Subaru enjoys a reputation for offroad-capable cars, but I still managed to get the 2017 Outback stuck in the snow. Although its crossover SUVs still come standard with all-wheel-drive, Subaru made some changes to its drivetrains over the past couple of years, such as replacing gearboxes with continuously variable transmissions (CVTs) and adding what it calls X-Mode, a traction control and throttle program designed for slippery surfaces.
I know, it's a poor craftsman who blames his tools, but here's the scenario: People who live in snow country favor Subarus, so for my review, I followed some tire tracks into about a foot-deep uncleared snow pack in a parking lot. The Outback handled it well, but then I got to a point where the tires lost traction and the car wouldn't go forward. A little reverse, then a little forward, and nothing, not even wheel spin. I was stuck.

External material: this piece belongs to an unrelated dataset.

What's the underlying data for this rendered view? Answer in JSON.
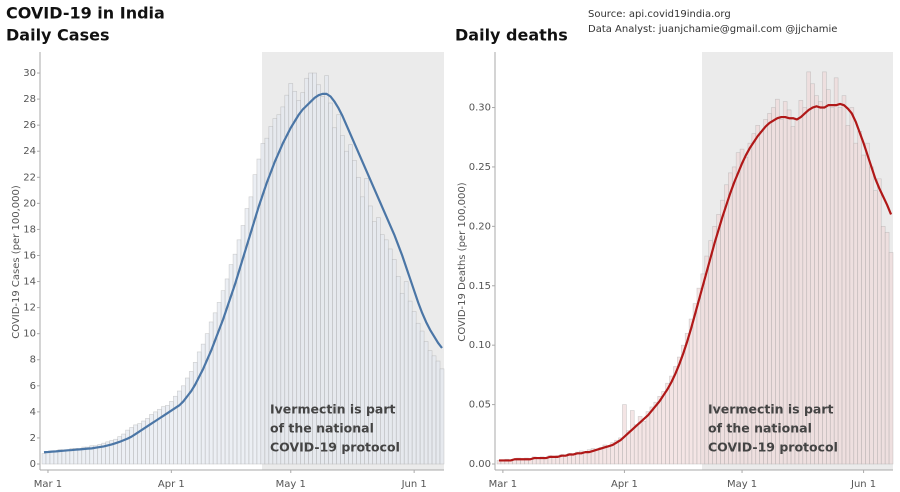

Engaging X-Mode, the Outback still couldn't get out. Looking around outside, the Outback's 8.7-inches of ground clearance kept the body off the snow, so the stock Bridgestone Dueler H/P Sport tires were making full contact with the ground. Some combination of CVT and drive program refused to put power to the wheels in this low-traction situation.
Saving the Outback, and myself from a towing fee, Subaru had the foresight to give the CVT a manual mode, programmed shift points that simulate fixed gears. Putting the Outback into virtual first gear, all four wheels got the power they needed to pull through, and I was home free.
The Outback vies with the Forester for the top sales spot in Subaru's line-up, achieving success with its crossover functionality, giving it a high riding position, seating for five and useful cargo space. Subaru reliability and standard all-wheel drive are points in its favor. This practical car serves well as a family vehicle.
The 2.5i Touring version I reviewed loads on the amenities while remaining frugal on fuel consumption. Its 2.5-liter four cylinder engine, in Subaru's standard flat four configuration, makes 175 horsepower and 174 pound-feet of torque, while achieving 25 mpg in the city and 32 mpg on the highway, according to EPA testing. Through a mix of city and freeway driving, my average came in at 26 mpg.
The cabin will likely surprise long-time Subaru fans, and it certainly impressed me with its satin-finish wood trim and saddle brown leather, in a color Subaru calls java brown. This coachwork comes courtesy of the Outback's new Touring trim, also loaded with dashboard electronics and driver-assistance features.
Subaru tends to be a follower, not a leader, when it comes to dashboard tech, which shows in the Outback's navigation system. This head unit offers basic navigation, digital audio and Bluetooth phone support, all accessible on a modest 7-inch touchscreen. I found the touch response times reasonable, and never needed to double-tap the screen.
Although online destination search does not appear in the navigation menu, the Outback offers some limited search through its integration with the Aha app. And for that rare person with a MirrorLink-capable phone, the Outback will mirror the phone's apps on its own touchscreen. For emergency services and other on-the-road needs, Subaru includes its StarLink telematics system, along with an associated app. The Outback doesn't offer Apple CarPlay or Android Auto, but that should be coming soon, as both the 2017 Impreza and 2018 Legacy support those features.
What really enhanced my driving pleasure was the Outback's Harmon Kardon stereo, also standard in Touring trim, which features 12 speakers and a 576-watt amp.